Monroe County Lynching of 1893

In January 1893, five men were lynched in Monroe County near Cotton Plant (Woodruff County) for allegedly murdering Reuben Atkinson, his housekeeper, and her child, and then torching Atkinson’s house to cover up the crimes. Census and other public records yield no information on either Atkinson or his alleged murderers.

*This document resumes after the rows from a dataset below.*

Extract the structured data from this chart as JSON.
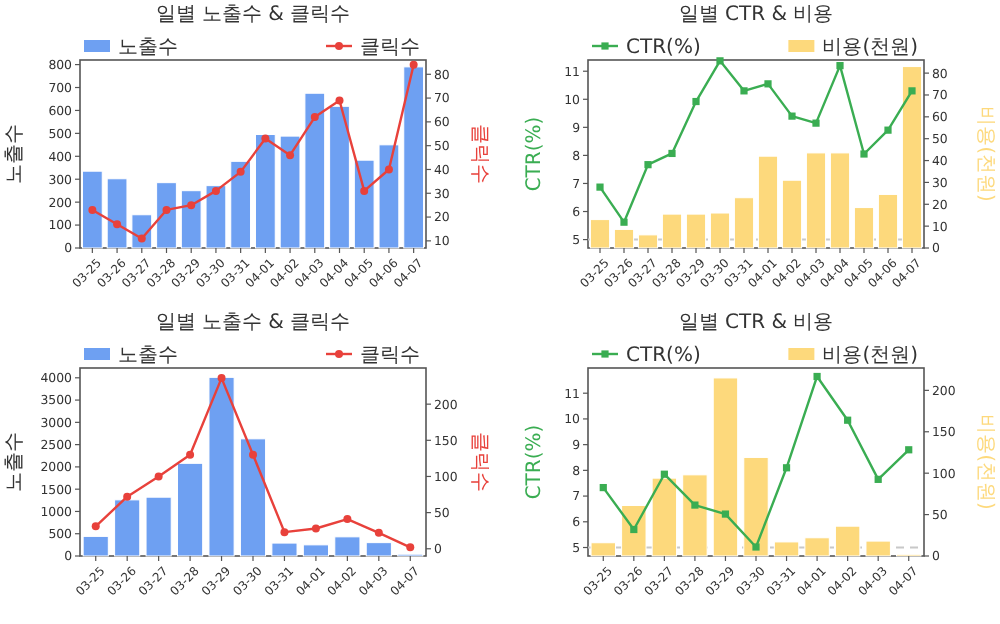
{
  "chart_data": [
    {
      "type": "bar",
      "title": "일별 노출수 & 클릭수",
      "ylabel": "노출수",
      "y2label": "클릭수",
      "legend": "top",
      "categories": [
        "03-25",
        "03-26",
        "03-27",
        "03-28",
        "03-29",
        "03-30",
        "03-31",
        "04-01",
        "04-02",
        "04-03",
        "04-04",
        "04-05",
        "04-06",
        "04-07"
      ],
      "series": [
        {
          "name": "노출수",
          "type": "bar",
          "color": "#6ea0f2",
          "values": [
            335,
            302,
            145,
            285,
            250,
            272,
            378,
            495,
            488,
            675,
            618,
            383,
            450,
            790
          ]
        },
        {
          "name": "클릭수",
          "type": "line",
          "axis": "y2",
          "marker": "circle",
          "color": "#e8413b",
          "values": [
            23,
            17,
            11,
            23,
            25,
            31,
            39,
            53,
            46,
            62,
            69,
            31,
            40,
            84
          ]
        }
      ],
      "ylim": [
        0,
        820
      ],
      "yticks": [
        0,
        100,
        200,
        300,
        400,
        500,
        600,
        700,
        800
      ],
      "y2lim": [
        7,
        86
      ],
      "y2ticks": [
        10,
        20,
        30,
        40,
        50,
        60,
        70,
        80
      ]
    },
    {
      "type": "line",
      "title": "일별 CTR & 비용",
      "ylabel": "CTR(%)",
      "y2label": "비용(천원)",
      "legend": "top",
      "categories": [
        "03-25",
        "03-26",
        "03-27",
        "03-28",
        "03-29",
        "03-30",
        "03-31",
        "04-01",
        "04-02",
        "04-03",
        "04-04",
        "04-05",
        "04-06",
        "04-07"
      ],
      "series": [
        {
          "name": "CTR(%)",
          "type": "line",
          "marker": "square",
          "color": "#3aad52",
          "values": [
            6.87,
            5.62,
            7.67,
            8.07,
            9.92,
            11.37,
            10.3,
            10.55,
            9.4,
            9.15,
            11.2,
            8.05,
            8.9,
            10.3
          ]
        },
        {
          "name": "비용(천원)",
          "type": "bar",
          "axis": "y2",
          "color": "#fdd97c",
          "values": [
            13,
            8.5,
            6,
            15.5,
            15.5,
            16,
            23,
            42,
            31,
            43.5,
            43.5,
            18.5,
            24.5,
            83
          ]
        }
      ],
      "ylim": [
        4.7,
        11.4
      ],
      "yticks": [
        5,
        6,
        7,
        8,
        9,
        10,
        11
      ],
      "y2lim": [
        0,
        86
      ],
      "y2ticks": [
        0,
        10,
        20,
        30,
        40,
        50,
        60,
        70,
        80
      ],
      "ref_lines": [
        {
          "axis": "y",
          "value": 5,
          "color": "#c8c8c8",
          "line_style": "dashed"
        }
      ]
    },
    {
      "type": "bar",
      "title": "일별 노출수 & 클릭수",
      "ylabel": "노출수",
      "y2label": "클릭수",
      "legend": "top",
      "categories": [
        "03-25",
        "03-26",
        "03-27",
        "03-28",
        "03-29",
        "03-30",
        "03-31",
        "04-01",
        "04-02",
        "04-03",
        "04-07"
      ],
      "series": [
        {
          "name": "노출수",
          "type": "bar",
          "color": "#6ea0f2",
          "values": [
            440,
            1260,
            1320,
            2080,
            4010,
            2630,
            290,
            250,
            430,
            300,
            40
          ]
        },
        {
          "name": "클릭수",
          "type": "line",
          "axis": "y2",
          "marker": "circle",
          "color": "#e8413b",
          "values": [
            31,
            72,
            100,
            130,
            236,
            130,
            23,
            28,
            41,
            22,
            2
          ]
        }
      ],
      "ylim": [
        0,
        4220
      ],
      "yticks": [
        0,
        500,
        1000,
        1500,
        2000,
        2500,
        3000,
        3500,
        4000
      ],
      "y2lim": [
        -10,
        250
      ],
      "y2ticks": [
        0,
        50,
        100,
        150,
        200
      ]
    },
    {
      "type": "line",
      "title": "일별 CTR & 비용",
      "ylabel": "CTR(%)",
      "y2label": "비용(천원)",
      "legend": "top",
      "categories": [
        "03-25",
        "03-26",
        "03-27",
        "03-28",
        "03-29",
        "03-30",
        "03-31",
        "04-01",
        "04-02",
        "04-03",
        "04-07"
      ],
      "series": [
        {
          "name": "CTR(%)",
          "type": "line",
          "marker": "square",
          "color": "#3aad52",
          "values": [
            7.33,
            5.7,
            7.85,
            6.65,
            6.3,
            5.02,
            8.1,
            11.65,
            9.95,
            7.65,
            8.8
          ]
        },
        {
          "name": "비용(천원)",
          "type": "bar",
          "axis": "y2",
          "color": "#fdd97c",
          "values": [
            16,
            61,
            94,
            98,
            215,
            119,
            17,
            22,
            36,
            18,
            2
          ]
        }
      ],
      "ylim": [
        4.67,
        11.98
      ],
      "yticks": [
        5,
        6,
        7,
        8,
        9,
        10,
        11
      ],
      "y2lim": [
        0,
        227
      ],
      "y2ticks": [
        0,
        50,
        100,
        150,
        200
      ],
      "ref_lines": [
        {
          "axis": "y",
          "value": 5,
          "color": "#c8c8c8",
          "line_style": "dashed"
        }
      ]
    }
  ]
}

According to the Arkansas Gazette, on January 7 a “prosperous farmer” named Rube Atkinson went to sell his cotton. He returned to his farm on January 8, and the following morning neighbors awoke to find that Atkinson’s house had burned down. When they went to inspect, they found three bodies in the ruins, which were later identified as those of Atkinson, his housekeeper, and her child. Authorities arrested several African Americans, including Paul Stubbs and Henry Allen. Although the January 10 account in the Gazette indicated that Stubbs had made a partial confession, other reports maintain that Stubbs refused to talk. A later report in the Gazette said that Allen “talked freely,” asserting that Stubbs had shot Atkinson and failed to kill him but had then killed him with an iron poker. Then the two murdered the housekeeper and her child with an axe, stole $600, and set fire to the house. The Gazette opined: “If corroborated, Judge Lynch will likely impanel his jury after the Coroner is through.”

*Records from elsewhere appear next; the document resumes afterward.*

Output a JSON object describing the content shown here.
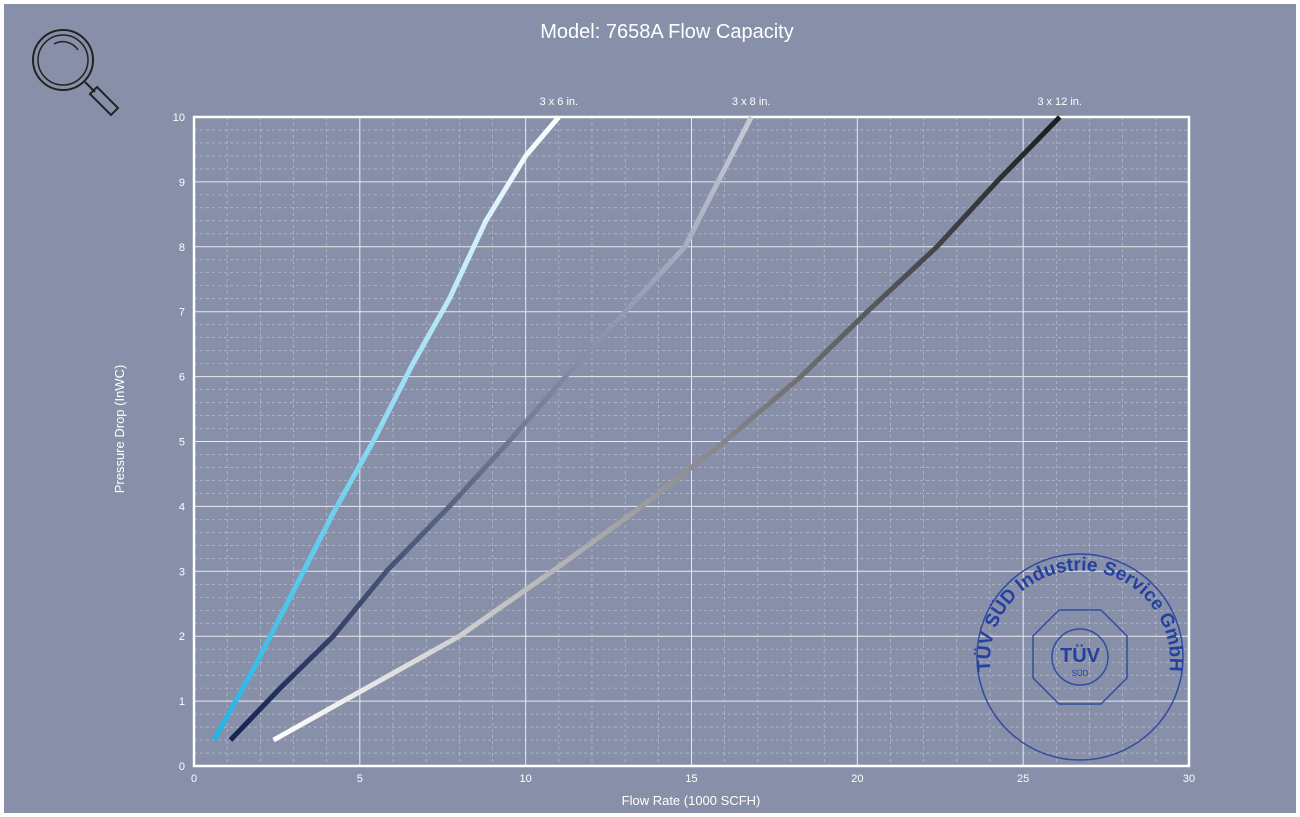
{
  "chart_data": {
    "type": "line",
    "title": "Model: 7658A Flow Capacity",
    "xlabel": "Flow Rate (1000 SCFH)",
    "ylabel": "Pressure Drop (InWC)",
    "xlim": [
      0,
      30
    ],
    "ylim": [
      0,
      10
    ],
    "xticks": [
      0,
      5,
      10,
      15,
      20,
      25,
      30
    ],
    "yticks": [
      0,
      1,
      2,
      3,
      4,
      5,
      6,
      7,
      8,
      9,
      10
    ],
    "grid": true,
    "legend": "inline labels at top of each curve",
    "series": [
      {
        "name": "3 x 6 in.",
        "gradient": [
          "#1fb4e6",
          "#ffffff"
        ],
        "points": [
          [
            0.6,
            0.4
          ],
          [
            1.8,
            1.5
          ],
          [
            3.0,
            2.7
          ],
          [
            4.2,
            3.9
          ],
          [
            5.4,
            5.0
          ],
          [
            6.6,
            6.2
          ],
          [
            7.7,
            7.2
          ],
          [
            8.8,
            8.4
          ],
          [
            10.0,
            9.4
          ],
          [
            11.0,
            10.0
          ]
        ]
      },
      {
        "name": "3 x 8 in.",
        "gradient": [
          "#12244f",
          "#c8cad6"
        ],
        "points": [
          [
            1.1,
            0.4
          ],
          [
            2.6,
            1.2
          ],
          [
            4.2,
            2.0
          ],
          [
            5.8,
            3.0
          ],
          [
            7.7,
            4.0
          ],
          [
            9.5,
            5.0
          ],
          [
            11.2,
            6.0
          ],
          [
            13.0,
            7.0
          ],
          [
            14.8,
            8.0
          ],
          [
            15.8,
            9.0
          ],
          [
            16.8,
            10.0
          ]
        ]
      },
      {
        "name": "3 x 12 in.",
        "gradient": [
          "#ffffff",
          "#1c1c22"
        ],
        "points": [
          [
            2.4,
            0.4
          ],
          [
            5.2,
            1.2
          ],
          [
            8.0,
            2.0
          ],
          [
            10.8,
            3.0
          ],
          [
            13.5,
            4.0
          ],
          [
            16.0,
            5.0
          ],
          [
            18.3,
            6.0
          ],
          [
            20.3,
            7.0
          ],
          [
            22.4,
            8.0
          ],
          [
            24.2,
            9.0
          ],
          [
            26.1,
            10.0
          ]
        ]
      }
    ]
  },
  "stamp": {
    "ring_text": "TÜV SÜD Industrie Service GmbH",
    "logo_text": "TÜV",
    "sub_text": "SÜD",
    "color": "#2440a0"
  },
  "icons": {
    "zoom": "magnifier-icon"
  }
}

Although the coroner supposedly had enough evidence to try Stubbs and Allen, he held an inquest on January 9 to determine if there were other conspirators. Allen reported that William Hewlett (the New York Sun identifies him as James Hewlett) had taken meat from the burning house, and that Stubbs’s father-in-law, Ed Purcell, had taken the money. Hewlett and Purcell were subsequently put under arrest. According to the Gazette, local African Americans were as enraged as the area’s white citizens: “Many want to take the guilty parties to the spot where the house stood and cremate them, and offer to join in and make it a daylight affair.” Sometime during the night of the inquest, a mob of 200, white and black, overpowered Stubbs’s and Allen’s guards, took the two to the scene of the crime, and hanged them from a tree.

While the Gazette issued no follow-up to these stories, the New York Sun provided additional information. Their report identified the housekeeper as Mrs. Surratt and said that her child was a nine-year-old girl. This may have been the Maggie Surratt who was living and working as a housekeeper in Monroe County in 1880. According to the Sun, Purcell, Hewlett, and a man named Ed Sevier were in custody when, on January 10, authorities “turned [them] loose in the dense forest and cane breaks of Cache River bottoms, in order that they might escape the infuriated mob, but they were captured and dealt with…and their bodies secreted in the bottoms.” The Southern Standard of Arkadelphia (Clark County) also reported on these additional deaths, identifying one of these victims as a white man.

For additional information:
“Five Negroes Lynched in Arkansas.” New York Sun, January 14, 1893, p. 2.

“Lynched: Monroe Furnishes the Latest Necktie Party.” Arkansas Gazette, January 11, 1893, p. 2.

“Murder, Arson and Robbery.” Arkansas Gazette, January 10, 1893, p. 2.

“The South.” Southern Standard (Arkadelphia, Arkansas), January 20, 1893, p. 1.